L’Union dénonce la création d’une « Fondation pour un monde sans fumée » par Philip Morris International

L’Union dénonce la création par Philip Morris International d’une « Fondation pour un monde sans fumée », qu’elle considère comme un pot-de-vin d’un milliard d’US$ visant à permettre au cigarettier de s’assurer un siège à la table des décideurs mondiaux dans le domaine de la santé publique.

« Philip Morris International engrange chaque année d’énormes profits au détriment de personnes malades, appauvries et mourantes qui consomment ses cigarettes. Le tabac tue un fumeur sur deux. Par ailleurs, près de 80 % des fumeurs vivent dans les pays les plus pauvres du monde.

Pendant ce temps, Philip Morris International investit chaque année plus de six milliards d’US$ dans des campagnes qui visent à attirer de nouveaux consommateurs. Avec sa nouvelle fondation, Philip Morris International entend faire valoir ses vues auprès des responsables politiques et experts en santé publique et acquérir une respectabilité sous couvert de collaboration. Mais depuis quatre décennies, l’industrie du tabac s’emploie à diffuser des données pseudo-scientifiques pour tromper le public sur les dangers mortels du tabagisme.

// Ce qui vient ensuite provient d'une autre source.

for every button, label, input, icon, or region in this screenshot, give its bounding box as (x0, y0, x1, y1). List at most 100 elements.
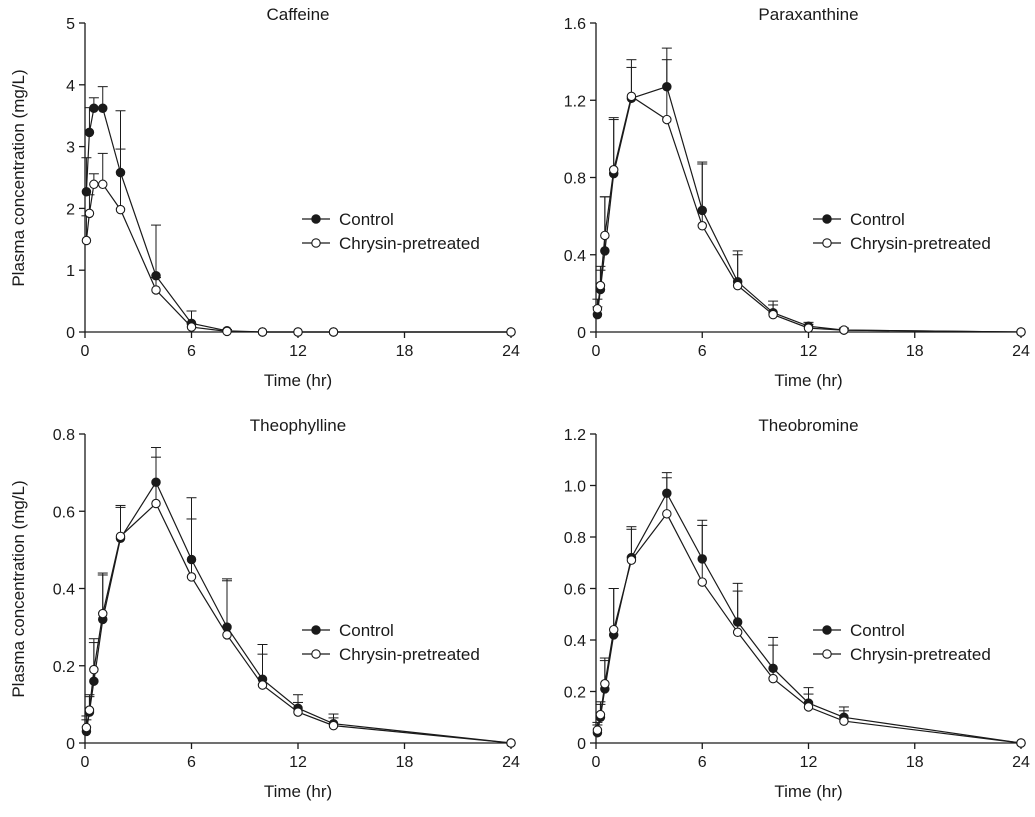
data-point-chrysin (626, 91, 637, 102)
data-point-chrysin (81, 235, 92, 246)
x-tick-label: 18 (396, 754, 414, 771)
data-point-chrysin (328, 327, 339, 337)
data-point-chrysin (595, 280, 606, 291)
data-point-chrysin (626, 555, 637, 565)
legend-marker (311, 214, 321, 224)
data-point-chrysin (595, 709, 606, 720)
data-point-chrysin (697, 577, 707, 587)
panel-title: Paraxanthine (758, 5, 858, 24)
x-tick-label: 18 (906, 343, 924, 360)
data-point-chrysin (98, 179, 108, 190)
y-tick-label: 0 (577, 736, 586, 753)
data-point-chrysin (600, 230, 610, 241)
x-tick-label: 0 (592, 754, 601, 771)
legend-label: Chrysin-pretreated (850, 645, 991, 664)
legend-label: Chrysin-pretreated (850, 234, 991, 253)
x-tick-label: 12 (800, 754, 818, 771)
data-point-chrysin (768, 309, 778, 320)
series-line (85, 502, 512, 744)
y-tick-label: 0.4 (564, 633, 586, 650)
series-chrysin (81, 456, 516, 748)
data-point-chrysin (732, 280, 743, 291)
data-point-chrysin (506, 327, 516, 337)
data-point-chrysin (151, 285, 161, 295)
data-point-chrysin (662, 114, 672, 125)
y-tick-label: 0.4 (53, 582, 75, 599)
x-axis-title: Time (hr) (774, 371, 842, 390)
legend-marker (311, 649, 321, 659)
data-point-chrysin (293, 327, 303, 337)
legend-marker (822, 238, 832, 248)
legend: Control Chrysin-pretreated (302, 621, 480, 664)
legend-label: Control (850, 621, 905, 640)
x-tick-label: 0 (81, 343, 90, 360)
x-tick-label: 12 (289, 343, 307, 360)
x-tick-label: 12 (289, 754, 307, 771)
legend: Control Chrysin-pretreated (302, 210, 480, 253)
data-point-chrysin (608, 624, 619, 635)
data-point-chrysin (151, 498, 161, 509)
legend-label: Chrysin-pretreated (339, 234, 480, 253)
series-chrysin (592, 477, 1026, 748)
x-tick-label: 24 (502, 754, 520, 771)
data-point-chrysin (222, 630, 232, 640)
data-point-chrysin (697, 221, 707, 231)
series-line (596, 85, 1022, 333)
data-point-control (89, 676, 99, 686)
data-point-chrysin (81, 722, 92, 733)
x-tick-label: 18 (396, 343, 414, 360)
legend-label: Control (339, 621, 394, 640)
legend-label: Control (850, 210, 905, 229)
data-point-chrysin (84, 705, 95, 715)
data-point-chrysin (839, 716, 849, 726)
legend-marker (822, 214, 832, 224)
data-point-chrysin (803, 702, 814, 712)
x-tick-label: 24 (1012, 754, 1030, 771)
figure-ylabel-bottom: Plasma concentration (mg/L) (9, 480, 28, 697)
panel-3: 0 0.2 0.4 0.6 0.8 0 6 12 18 24 Theophylline Time (h… (53, 416, 520, 801)
x-axis-title: Time (hr) (264, 371, 332, 390)
x-tick-label: 6 (187, 754, 196, 771)
figure-ylabel-top: Plasma concentration (mg/L) (9, 69, 28, 286)
y-tick-label: 0.8 (53, 427, 75, 444)
y-tick-label: 4 (66, 78, 75, 95)
data-point-control (84, 127, 95, 138)
x-tick-label: 12 (800, 343, 818, 360)
data-point-control (600, 246, 610, 256)
x-axis-title: Time (hr) (264, 782, 332, 801)
data-point-chrysin (89, 179, 99, 190)
panel-2: 0 0.4 0.8 1.2 1.6 0 6 12 18 24 Paraxanthine Time (h… (564, 5, 1030, 390)
legend-label: Control (339, 210, 394, 229)
data-point-chrysin (115, 204, 126, 215)
series-control (592, 47, 1026, 337)
data-point-chrysin (98, 608, 108, 619)
x-axis-title: Time (hr) (774, 782, 842, 801)
y-tick-label: 1.2 (564, 93, 586, 110)
x-tick-label: 6 (698, 343, 707, 360)
y-tick-label: 0.6 (53, 504, 75, 521)
x-tick-label: 0 (592, 343, 601, 360)
legend-marker (822, 649, 832, 659)
data-point-chrysin (115, 531, 126, 542)
x-tick-label: 18 (906, 754, 924, 771)
data-point-control (89, 103, 99, 114)
legend-marker (311, 625, 321, 635)
series-line (85, 183, 511, 333)
data-point-chrysin (592, 725, 603, 735)
series-line (596, 512, 1022, 744)
data-point-chrysin (608, 165, 619, 175)
y-tick-label: 1.2 (564, 427, 586, 444)
y-tick-label: 1.0 (564, 479, 586, 496)
y-tick-label: 1 (66, 263, 75, 280)
data-point-chrysin (186, 322, 197, 332)
data-point-chrysin (89, 664, 99, 675)
y-tick-label: 3 (66, 140, 75, 157)
y-tick-label: 5 (66, 16, 75, 33)
data-point-chrysin (662, 509, 672, 519)
data-point-chrysin (222, 326, 232, 337)
series-line (85, 481, 512, 744)
y-tick-label: 0.2 (53, 659, 75, 676)
series-chrysin (592, 59, 1026, 337)
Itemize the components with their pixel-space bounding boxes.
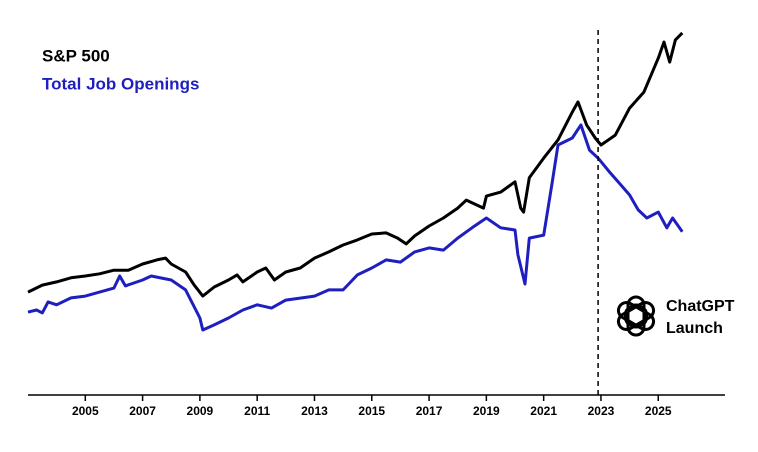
x-tick-label: 2015 (358, 404, 385, 418)
annotation-label: ChatGPT (666, 298, 735, 315)
x-tick-label: 2021 (530, 404, 557, 418)
x-tick-label: 2013 (301, 404, 328, 418)
legend-label: S&P 500 (42, 46, 110, 65)
annotation-label: Launch (666, 320, 723, 337)
x-tick-label: 2019 (473, 404, 500, 418)
x-tick-label: 2009 (187, 404, 214, 418)
series-line (27, 123, 684, 332)
x-tick-label: 2011 (244, 404, 270, 418)
x-tick-label: 2005 (72, 404, 99, 418)
legend-label: Total Job Openings (42, 74, 199, 93)
openai-logo (616, 295, 656, 337)
x-tick-label: 2017 (416, 404, 443, 418)
x-tick-label: 2023 (588, 404, 615, 418)
series-line (27, 31, 684, 298)
x-tick-label: 2025 (645, 404, 672, 418)
x-tick-label: 2007 (129, 404, 156, 418)
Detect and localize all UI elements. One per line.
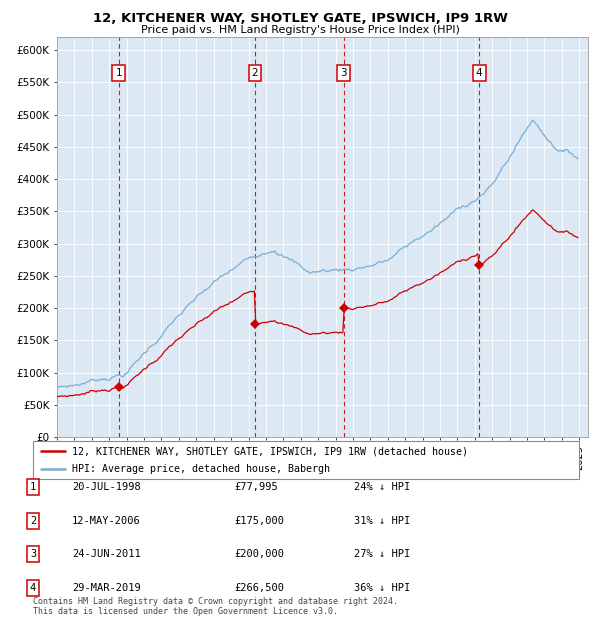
Text: 24-JUN-2011: 24-JUN-2011: [72, 549, 141, 559]
Text: 20-JUL-1998: 20-JUL-1998: [72, 482, 141, 492]
Text: £175,000: £175,000: [234, 516, 284, 526]
Text: This data is licensed under the Open Government Licence v3.0.: This data is licensed under the Open Gov…: [33, 607, 338, 616]
Text: 12, KITCHENER WAY, SHOTLEY GATE, IPSWICH, IP9 1RW (detached house): 12, KITCHENER WAY, SHOTLEY GATE, IPSWICH…: [73, 446, 469, 456]
Text: 29-MAR-2019: 29-MAR-2019: [72, 583, 141, 593]
Text: £200,000: £200,000: [234, 549, 284, 559]
Text: Price paid vs. HM Land Registry's House Price Index (HPI): Price paid vs. HM Land Registry's House …: [140, 25, 460, 35]
Text: £77,995: £77,995: [234, 482, 278, 492]
Text: 36% ↓ HPI: 36% ↓ HPI: [354, 583, 410, 593]
Text: 12-MAY-2006: 12-MAY-2006: [72, 516, 141, 526]
Text: Contains HM Land Registry data © Crown copyright and database right 2024.: Contains HM Land Registry data © Crown c…: [33, 597, 398, 606]
Text: 12, KITCHENER WAY, SHOTLEY GATE, IPSWICH, IP9 1RW: 12, KITCHENER WAY, SHOTLEY GATE, IPSWICH…: [92, 12, 508, 25]
Text: 24% ↓ HPI: 24% ↓ HPI: [354, 482, 410, 492]
Text: 2: 2: [252, 68, 259, 78]
Text: 4: 4: [30, 583, 36, 593]
Text: 1: 1: [30, 482, 36, 492]
Text: 1: 1: [115, 68, 122, 78]
Text: 31% ↓ HPI: 31% ↓ HPI: [354, 516, 410, 526]
Text: 2: 2: [30, 516, 36, 526]
Text: £266,500: £266,500: [234, 583, 284, 593]
Text: 27% ↓ HPI: 27% ↓ HPI: [354, 549, 410, 559]
Text: 3: 3: [340, 68, 347, 78]
Text: 4: 4: [476, 68, 482, 78]
Text: HPI: Average price, detached house, Babergh: HPI: Average price, detached house, Babe…: [73, 464, 331, 474]
Text: 3: 3: [30, 549, 36, 559]
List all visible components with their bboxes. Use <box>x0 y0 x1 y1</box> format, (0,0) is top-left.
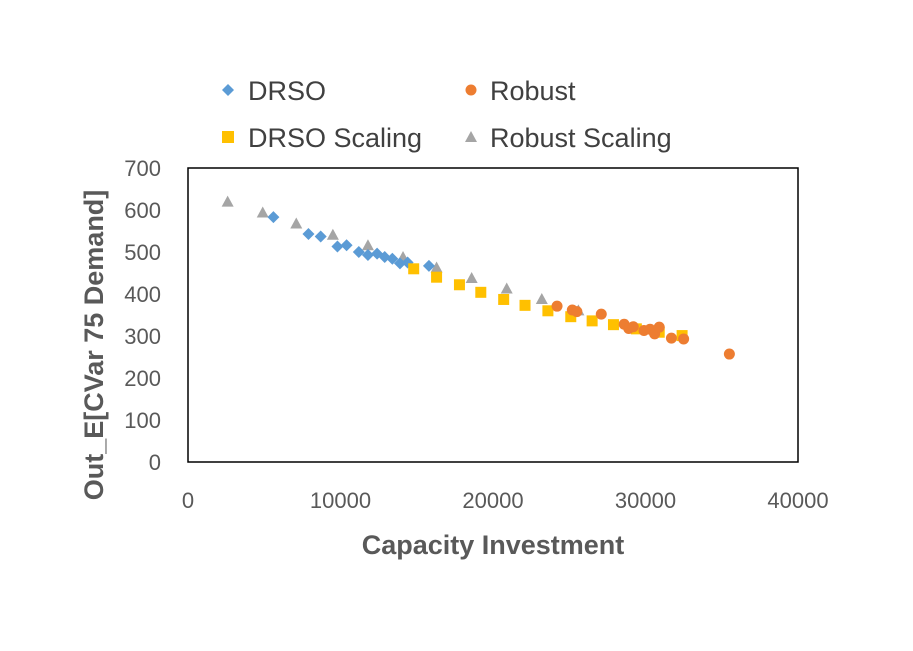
point-drso-scaling <box>498 293 510 305</box>
point-drso <box>422 259 435 272</box>
point-drso-scaling <box>542 305 554 317</box>
point-robust-scaling <box>221 195 234 207</box>
y-tick-label: 200 <box>124 366 161 391</box>
point-drso-scaling <box>408 263 420 275</box>
point-robust <box>665 332 677 344</box>
y-tick-label: 300 <box>124 324 161 349</box>
legend-label-drso: DRSO <box>248 76 326 106</box>
point-robust <box>678 333 690 345</box>
point-drso <box>331 240 344 253</box>
y-tick-label: 600 <box>124 198 161 223</box>
x-tick-label: 0 <box>182 488 194 513</box>
point-robust-scaling <box>535 293 548 305</box>
point-robust <box>653 321 665 333</box>
y-tick-label: 500 <box>124 240 161 265</box>
y-axis-ticks: 0 100 200 300 400 500 600 700 <box>124 156 161 475</box>
legend-item-robust: Robust <box>465 76 576 106</box>
legend-marker-drso-scaling <box>222 131 234 143</box>
point-drso <box>361 248 374 261</box>
point-robust <box>723 348 735 360</box>
y-tick-label: 0 <box>149 450 161 475</box>
point-drso-scaling <box>519 299 531 311</box>
y-tick-label: 700 <box>124 156 161 181</box>
data-points <box>221 195 735 360</box>
y-tick-label: 100 <box>124 408 161 433</box>
legend: DRSO Robust DRSO Scaling Robust Scaling <box>222 76 672 153</box>
point-robust-scaling <box>361 239 374 251</box>
point-robust-scaling <box>500 282 513 294</box>
y-axis-title: Out_E[CVar 75 Demand] <box>79 190 109 501</box>
point-robust <box>595 308 607 320</box>
x-axis-ticks: 0 10000 20000 30000 40000 <box>182 488 829 513</box>
point-drso <box>352 246 365 258</box>
legend-marker-drso <box>222 84 234 96</box>
point-drso <box>267 211 280 224</box>
point-drso <box>340 239 353 252</box>
point-drso <box>386 252 399 265</box>
point-drso-scaling <box>586 315 598 327</box>
legend-item-robust-scaling: Robust Scaling <box>465 123 672 153</box>
y-tick-label: 400 <box>124 282 161 307</box>
legend-marker-robust-scaling <box>465 131 477 142</box>
point-drso-scaling <box>453 279 465 291</box>
point-robust <box>627 321 639 333</box>
point-robust <box>551 300 563 312</box>
point-robust <box>571 306 583 318</box>
point-robust-scaling <box>326 228 339 240</box>
plot-area <box>187 167 799 463</box>
point-drso <box>302 227 315 240</box>
legend-label-robust: Robust <box>490 76 576 106</box>
point-drso-scaling <box>607 319 619 331</box>
point-robust-scaling <box>430 261 443 273</box>
x-tick-label: 40000 <box>767 488 828 513</box>
point-drso-scaling <box>431 271 443 283</box>
legend-label-robust-scaling: Robust Scaling <box>490 123 672 153</box>
point-drso-scaling <box>565 311 577 323</box>
legend-marker-robust <box>465 84 477 96</box>
point-drso <box>314 230 327 243</box>
point-robust-scaling <box>465 272 478 284</box>
point-robust-scaling <box>290 217 303 229</box>
x-tick-label: 10000 <box>310 488 371 513</box>
legend-item-drso-scaling: DRSO Scaling <box>222 123 422 153</box>
x-axis-title: Capacity Investment <box>362 530 625 560</box>
x-tick-label: 20000 <box>462 488 523 513</box>
legend-item-drso: DRSO <box>222 76 326 106</box>
point-robust-scaling <box>256 206 269 218</box>
legend-label-drso-scaling: DRSO Scaling <box>248 123 422 153</box>
x-tick-label: 30000 <box>615 488 676 513</box>
point-drso-scaling <box>475 286 487 298</box>
point-drso <box>393 257 406 270</box>
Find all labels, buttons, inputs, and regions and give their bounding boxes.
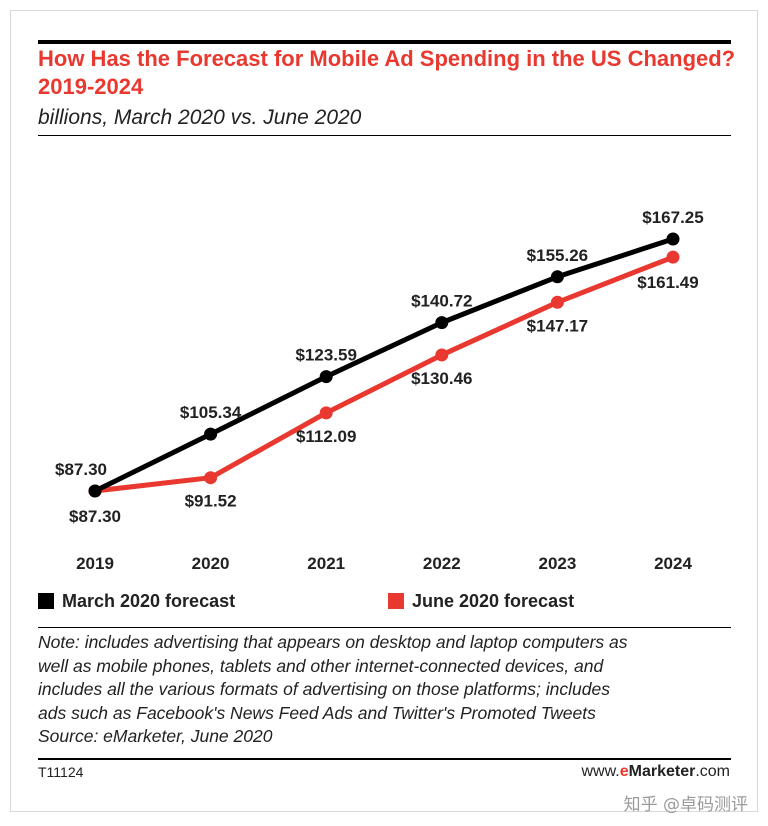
note-rule xyxy=(38,627,731,628)
legend-label-june: June 2020 forecast xyxy=(412,590,575,611)
data-label-june: $91.52 xyxy=(185,492,237,511)
x-tick-label: 2023 xyxy=(538,554,576,573)
data-point-march xyxy=(666,232,680,246)
note-line: well as mobile phones, tablets and other… xyxy=(38,655,604,676)
data-point-march xyxy=(88,484,102,498)
note-line: includes all the various formats of adve… xyxy=(38,679,610,699)
x-tick-label: 2019 xyxy=(76,554,114,573)
series-line-june xyxy=(92,254,676,494)
data-label-march: $123.59 xyxy=(295,346,356,365)
source-line: Source: eMarketer, June 2020 xyxy=(38,726,273,746)
watermark-text: 知乎 @卓码测评 xyxy=(623,795,748,815)
note-text: Note: includes advertising that appears … xyxy=(38,631,738,749)
data-label-june: $87.30 xyxy=(69,507,121,526)
legend-swatch-june xyxy=(388,593,404,609)
chart-title: How Has the Forecast for Mobile Ad Spend… xyxy=(38,46,736,99)
data-label-march: $105.34 xyxy=(180,403,242,422)
legend-item-june: June 2020 forecast xyxy=(388,590,574,612)
data-label-june: $161.49 xyxy=(637,273,698,292)
data-point-june xyxy=(435,348,449,362)
brand-name: Marketer xyxy=(628,763,696,780)
note-line: Note: includes advertising that appears … xyxy=(38,632,628,652)
data-label-june: $130.46 xyxy=(411,369,472,388)
header-rule xyxy=(38,135,731,136)
data-point-march xyxy=(550,270,564,284)
x-tick-label: 2021 xyxy=(307,554,345,573)
data-label-march: $155.26 xyxy=(527,246,588,265)
data-point-june xyxy=(319,406,333,420)
data-point-march xyxy=(319,370,333,384)
footer-rule xyxy=(38,758,731,760)
legend-swatch-march xyxy=(38,593,54,609)
brand-prefix: www. xyxy=(581,763,620,780)
data-label-march: $87.30 xyxy=(55,460,107,479)
brand-suffix: .com xyxy=(695,763,730,780)
data-point-june xyxy=(550,295,564,309)
data-point-june xyxy=(204,471,218,485)
data-label-march: $140.72 xyxy=(411,292,472,311)
data-label-march: $167.25 xyxy=(642,208,703,227)
chart-frame xyxy=(10,10,758,812)
x-tick-label: 2024 xyxy=(654,554,692,573)
top-rule xyxy=(38,40,731,44)
chart-subtitle: billions, March 2020 vs. June 2020 xyxy=(38,106,362,129)
data-label-june: $147.17 xyxy=(527,316,588,335)
x-tick-label: 2022 xyxy=(423,554,461,573)
legend-item-march: March 2020 forecast xyxy=(38,590,235,612)
brand-e: e xyxy=(619,763,629,780)
x-tick-label: 2020 xyxy=(192,554,230,573)
brand-url[interactable]: www.eMarketer.com xyxy=(581,763,730,781)
chart-code: T11124 xyxy=(38,764,84,780)
data-point-march xyxy=(435,316,449,330)
note-line: ads such as Facebook's News Feed Ads and… xyxy=(38,702,596,723)
data-label-june: $112.09 xyxy=(296,427,357,446)
legend-label-march: March 2020 forecast xyxy=(62,590,236,611)
series-line-march xyxy=(92,236,676,494)
data-point-june xyxy=(666,250,680,264)
data-point-march xyxy=(204,427,218,441)
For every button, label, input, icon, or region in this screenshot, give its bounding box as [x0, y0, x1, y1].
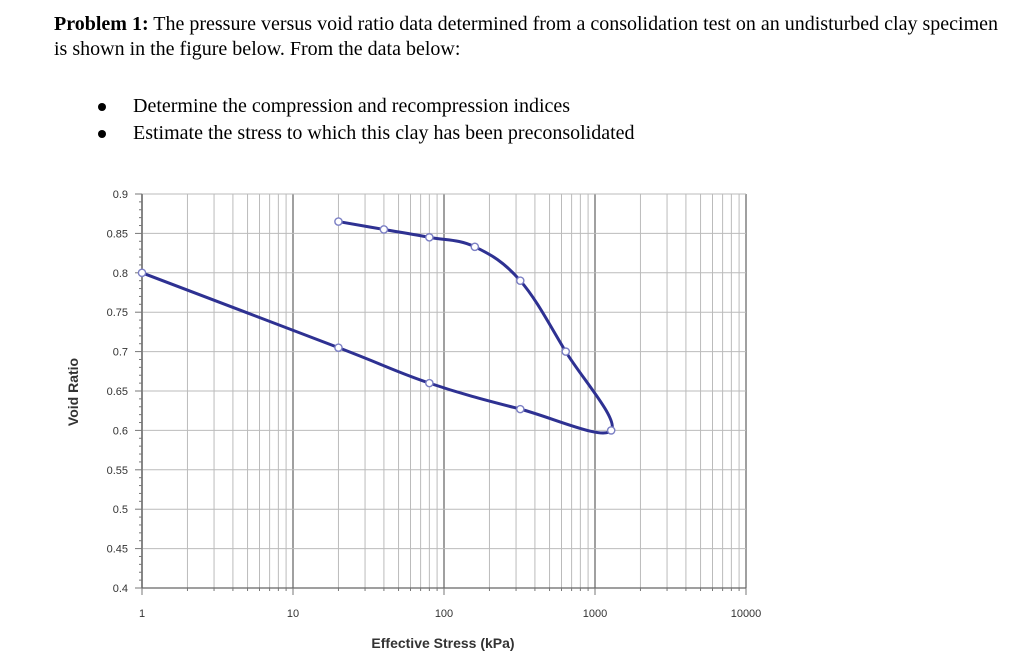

Une fondation pour un monde sans fumée existe déjà : la Convention-cadre de l’Organisation mondiale de la Santé pour la lutte antitabac. Il s’agit d’un traité sur la santé juridiquement contraignant ratifié par 180 pays qui se sont engagés à mettre en œuvre des mesures ayant prouvé leur efficacité pour réduire le tabagisme, ainsi que les maladies et les décès qui y sont associés.

L’une des mesures phares de la Convention-cadre consiste à empêcher l’ingérence de l’industrie du tabac dans les politiques de santé publique. Lorsque les pays peinent à honorer leurs obligations au titre de ce traité, nul besoin de chercher bien loin pour constater que l’industrie du tabac agit pour contrecarrer les progrès. Elle emploie pour ce faire différentes tactiques comme les recours en justice contre les politiques de santé publique en faisant valoir le droit commercial international, ou encore les menaces directes, l’intimidation et le lobbying auprès des pouvoirs publics. L’industrie du tabac finance également des groupes de pression qui défendent les droits des agriculteurs et de l’industrie hôtelière.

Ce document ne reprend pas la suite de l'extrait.